ALLUVIONE EMILIA ROMAGNA. TORRENTE IDICE: LA ROTTA DIMENTICATA CHE CONTINUA AD ALLAGARE LE CAMPAGNE. LA MANCANZA DI FINANZIAMENTI IMPEDISCE LA RICOSTRUZIONE DELL’ARGINE ED IL CONSOLIDAMENTO DELLE SPONDE. CONSORZIO CER AUDITO IN COMMISSIONE AMBIENTE CAMERA

Roma, 21 giugno 2023 – Mentre si risponde con ordinarie tempistiche ad una condizione di persistente emergenza in Emilia Romagna, nel bolognese c’è un torrente che, in una situazione di cristallizzato immobilismo decisionale, continua ad allagare circa 600 ettari di territorio: è la rotta dell’Idice (lunga circa 150 metri, vicino al ponte crollato della Motta, tra i comuni di Budrio e Molinella), da cui fuoriescono oltre 7.000 litri d’acqua al secondo.

Accade così dai giorni dell’alluvione di Maggio, quando il cedimento dell’argine provocò l’inondazione di circa 2000 ettari, poi parzialmente ridotta, allora come adesso, dall’azione del reticolo idraulico di bonifica, devastato comunque dalla grande massa d’acqua e fango. Non solo: a monte della rotta ci sono oltre 3 chilometri d’argine in precaria sicurezza con evidente pericolo per alcuni centri abitati ed è proprio il timore per i rischi collegati ad un possibile aumento  della pressione spondale a sconsigliare la chiusura dell’argine, senza procedere ai necessari rinforzi a monte, per i quali la Regione Emilia Romagna non dispone da sola delle necessarie risorse (si parla di centinaia di milioni di euro).

“La rotta dell’Idice è l’immagine di un dramma, che rischia di essere troppo velocemente dimenticato. I giorni passano e, senza adeguati stanziamenti nonchè normative finalizzati alla sistemazione e ricostruzione del reticolo idraulico, le zone alluvionate arriveranno all’autunno idraulicamente fragili: ogni evento meteo rischierà di avere l’effetto dello sciame sismico su territori colpiti da un  terremoto”: a lanciare l’allarme è Francesco Vincenzi, Presidente dell’Associazione Nazionale dei Consorzi per la Gestione e la Tutela del Territorio e delle Acque Irrigue (ANBI).

Intanto, nell’ambito dell’esame del disegno di legge sugli interventi urgenti atti a fronteggiare l’emergenza provocata dagli eventi alluvionali in Romagna, l’VIII Commissione Ambiente, Territorio e Lavori Pubblici della Camera dei Deputati ha svolto a Roma alcune audizioni, aperte da quella con il Consorzio C.E.R. – Canale Emiliano-Romagnolo, in cui il Presidente, Nicola Dalmonte, ha relazionato in merito alle operazioni straordinarie, implementate durante l’emergenza e sui relativi danni subìti dall’infrastruttura.

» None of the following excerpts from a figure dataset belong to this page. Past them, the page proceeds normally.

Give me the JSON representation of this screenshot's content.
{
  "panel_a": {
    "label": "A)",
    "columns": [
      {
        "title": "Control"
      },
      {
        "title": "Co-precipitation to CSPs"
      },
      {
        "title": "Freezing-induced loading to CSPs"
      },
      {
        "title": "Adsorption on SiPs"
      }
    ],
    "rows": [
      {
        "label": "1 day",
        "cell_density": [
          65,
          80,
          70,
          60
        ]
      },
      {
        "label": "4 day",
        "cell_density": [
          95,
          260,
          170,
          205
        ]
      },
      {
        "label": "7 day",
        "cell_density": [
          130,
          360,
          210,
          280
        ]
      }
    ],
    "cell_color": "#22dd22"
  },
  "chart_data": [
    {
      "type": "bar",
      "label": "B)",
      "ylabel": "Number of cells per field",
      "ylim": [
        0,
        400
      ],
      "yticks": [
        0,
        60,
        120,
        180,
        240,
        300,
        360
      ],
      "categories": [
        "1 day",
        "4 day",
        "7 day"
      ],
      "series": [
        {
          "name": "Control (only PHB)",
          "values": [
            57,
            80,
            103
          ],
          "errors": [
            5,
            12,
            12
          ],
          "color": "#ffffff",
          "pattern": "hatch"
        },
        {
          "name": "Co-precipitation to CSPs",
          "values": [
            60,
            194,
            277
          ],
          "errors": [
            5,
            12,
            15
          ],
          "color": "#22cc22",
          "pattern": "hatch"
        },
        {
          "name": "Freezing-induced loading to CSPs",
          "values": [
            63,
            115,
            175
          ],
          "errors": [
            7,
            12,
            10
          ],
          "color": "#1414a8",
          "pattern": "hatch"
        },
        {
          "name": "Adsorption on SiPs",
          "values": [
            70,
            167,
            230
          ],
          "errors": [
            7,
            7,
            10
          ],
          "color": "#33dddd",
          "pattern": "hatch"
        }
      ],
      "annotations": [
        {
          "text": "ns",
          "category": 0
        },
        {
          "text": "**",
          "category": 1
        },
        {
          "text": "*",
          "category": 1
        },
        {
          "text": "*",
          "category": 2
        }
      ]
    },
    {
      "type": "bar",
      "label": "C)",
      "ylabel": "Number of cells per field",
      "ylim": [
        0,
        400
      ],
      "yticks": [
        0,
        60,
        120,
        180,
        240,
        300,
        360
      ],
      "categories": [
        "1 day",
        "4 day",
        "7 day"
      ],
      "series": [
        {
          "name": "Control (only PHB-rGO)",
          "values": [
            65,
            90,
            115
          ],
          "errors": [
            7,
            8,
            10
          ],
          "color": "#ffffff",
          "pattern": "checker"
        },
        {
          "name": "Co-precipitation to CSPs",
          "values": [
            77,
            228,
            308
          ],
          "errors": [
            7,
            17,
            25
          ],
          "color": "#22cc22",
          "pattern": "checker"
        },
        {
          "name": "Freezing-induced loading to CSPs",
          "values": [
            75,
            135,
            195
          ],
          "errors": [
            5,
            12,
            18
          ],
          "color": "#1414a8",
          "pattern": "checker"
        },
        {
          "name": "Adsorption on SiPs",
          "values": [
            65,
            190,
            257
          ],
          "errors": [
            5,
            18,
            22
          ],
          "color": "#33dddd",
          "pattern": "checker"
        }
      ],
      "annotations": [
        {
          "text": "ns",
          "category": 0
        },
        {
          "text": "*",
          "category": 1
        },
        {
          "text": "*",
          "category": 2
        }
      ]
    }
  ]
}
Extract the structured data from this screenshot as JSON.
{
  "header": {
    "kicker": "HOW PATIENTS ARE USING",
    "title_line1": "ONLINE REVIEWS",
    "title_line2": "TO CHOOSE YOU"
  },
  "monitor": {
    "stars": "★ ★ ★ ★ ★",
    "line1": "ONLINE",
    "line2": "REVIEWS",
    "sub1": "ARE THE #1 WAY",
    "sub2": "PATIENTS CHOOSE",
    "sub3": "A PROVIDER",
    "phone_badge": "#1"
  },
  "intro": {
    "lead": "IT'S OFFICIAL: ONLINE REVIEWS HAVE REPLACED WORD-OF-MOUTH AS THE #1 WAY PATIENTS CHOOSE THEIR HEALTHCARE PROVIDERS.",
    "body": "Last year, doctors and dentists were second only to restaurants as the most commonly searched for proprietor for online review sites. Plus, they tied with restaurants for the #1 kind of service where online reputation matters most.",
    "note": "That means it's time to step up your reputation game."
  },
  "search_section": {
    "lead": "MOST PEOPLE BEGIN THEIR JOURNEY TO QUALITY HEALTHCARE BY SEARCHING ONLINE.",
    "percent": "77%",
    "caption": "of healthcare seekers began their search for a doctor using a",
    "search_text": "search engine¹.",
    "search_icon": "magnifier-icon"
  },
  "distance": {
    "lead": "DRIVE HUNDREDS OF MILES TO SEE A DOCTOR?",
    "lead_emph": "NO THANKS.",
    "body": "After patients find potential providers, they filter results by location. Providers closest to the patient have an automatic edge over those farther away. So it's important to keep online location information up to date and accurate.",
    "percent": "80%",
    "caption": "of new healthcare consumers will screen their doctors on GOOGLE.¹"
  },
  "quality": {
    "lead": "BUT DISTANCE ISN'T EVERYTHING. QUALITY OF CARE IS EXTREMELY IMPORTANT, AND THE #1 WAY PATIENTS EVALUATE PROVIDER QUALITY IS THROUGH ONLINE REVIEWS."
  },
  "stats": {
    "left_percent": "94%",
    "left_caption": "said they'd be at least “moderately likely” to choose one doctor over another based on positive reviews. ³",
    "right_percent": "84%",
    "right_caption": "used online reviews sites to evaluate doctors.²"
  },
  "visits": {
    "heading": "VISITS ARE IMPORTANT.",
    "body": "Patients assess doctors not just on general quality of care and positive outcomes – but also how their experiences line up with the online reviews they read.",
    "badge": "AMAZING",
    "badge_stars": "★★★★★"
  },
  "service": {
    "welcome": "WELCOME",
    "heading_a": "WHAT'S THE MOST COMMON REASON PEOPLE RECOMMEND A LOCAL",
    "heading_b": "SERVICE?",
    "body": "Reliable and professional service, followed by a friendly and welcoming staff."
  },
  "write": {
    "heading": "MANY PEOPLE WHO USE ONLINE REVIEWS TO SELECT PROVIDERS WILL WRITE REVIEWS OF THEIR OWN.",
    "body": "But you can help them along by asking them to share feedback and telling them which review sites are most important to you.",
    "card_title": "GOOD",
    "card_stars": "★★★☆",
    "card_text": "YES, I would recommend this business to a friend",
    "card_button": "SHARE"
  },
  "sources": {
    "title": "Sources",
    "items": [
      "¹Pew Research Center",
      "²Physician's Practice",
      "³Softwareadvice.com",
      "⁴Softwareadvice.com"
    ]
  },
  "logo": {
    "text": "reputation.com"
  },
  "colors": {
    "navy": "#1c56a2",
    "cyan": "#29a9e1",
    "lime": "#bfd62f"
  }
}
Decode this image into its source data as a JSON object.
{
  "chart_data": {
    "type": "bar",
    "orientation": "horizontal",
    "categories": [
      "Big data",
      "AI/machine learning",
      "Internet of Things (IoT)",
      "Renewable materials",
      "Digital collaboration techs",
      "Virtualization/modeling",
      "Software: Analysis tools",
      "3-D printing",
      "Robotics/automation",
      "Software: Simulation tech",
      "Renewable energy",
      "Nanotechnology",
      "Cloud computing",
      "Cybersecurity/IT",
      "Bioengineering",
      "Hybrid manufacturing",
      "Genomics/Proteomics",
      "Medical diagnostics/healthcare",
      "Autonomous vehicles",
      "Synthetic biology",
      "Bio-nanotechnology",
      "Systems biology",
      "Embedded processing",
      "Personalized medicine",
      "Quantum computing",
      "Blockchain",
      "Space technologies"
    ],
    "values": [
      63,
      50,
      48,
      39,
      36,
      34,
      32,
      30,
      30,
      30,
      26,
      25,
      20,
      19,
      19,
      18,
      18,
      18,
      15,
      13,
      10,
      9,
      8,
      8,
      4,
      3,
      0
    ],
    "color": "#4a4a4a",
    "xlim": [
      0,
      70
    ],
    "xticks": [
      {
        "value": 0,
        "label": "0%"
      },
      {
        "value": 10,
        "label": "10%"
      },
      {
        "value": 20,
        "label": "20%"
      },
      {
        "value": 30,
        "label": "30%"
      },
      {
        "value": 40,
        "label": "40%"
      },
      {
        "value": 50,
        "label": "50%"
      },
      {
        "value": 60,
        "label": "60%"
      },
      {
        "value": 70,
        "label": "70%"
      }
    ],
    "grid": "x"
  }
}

Durante gli eventi alluvionali di Maggio, infatti, dato il perdurare della drammatica situazione alimentata dalle piogge, sono state effettuate operazioni di natura eccezionale, volte a scaricare i tratti invasi dalla tracimazione dei torrenti appenninici verso il Cavo Napoleonico e quindi nel fiume Po: sezionando il canale, grazie alle paratoie ed attraverso la regolazione dei flussi, è stato possibile allontanare dalle aree alluvionate volumi d’acqua, pari ad oltre 7 milioni di metri cubi. L’eccezionalità di tali operazioni, però, mostra ora i danni subìti dalle strutture del C.E.R., stimabili in circa 360.000 euro con criticità all’impianto del Savio e per la rottura arginale in corrispondenza del fiume Montone. Il Canale Emiliano Romagnolo si presenta, infatti, come un unicum multifunzionale, progettato per portare le acque dal fiume Po fino in Romagna, dove costituisce una risorsa essenziale per attività agricole, civili, industriali e ambientali, grazie alle sue finalità di adduttore di acque, non di canale di scolo.

“L’eccezionale inversione di flusso, operata nel canale C.E.R. grazie ad una riconosciuta perizia idraulica, è stata l’esempio di un sistema, quello dei Consorzi di bonifica, messosi senza remore al servizio del territorio. Il grazie, ribadito anche in sede di Commissione parlamentare, deve però essere sostanziato da adeguati finanziamenti statali per ricostruire la rete idraulica. I Consorzi di bonifica, i cui bilanci sono tarati sulla gestione ordinaria, non hanno risorse sufficienti e le mancate riparazioni metterebbero in ulteriore pericolo territori già duramente provati” – conclude Massimo Gargano, Direttore Generale di ANBI.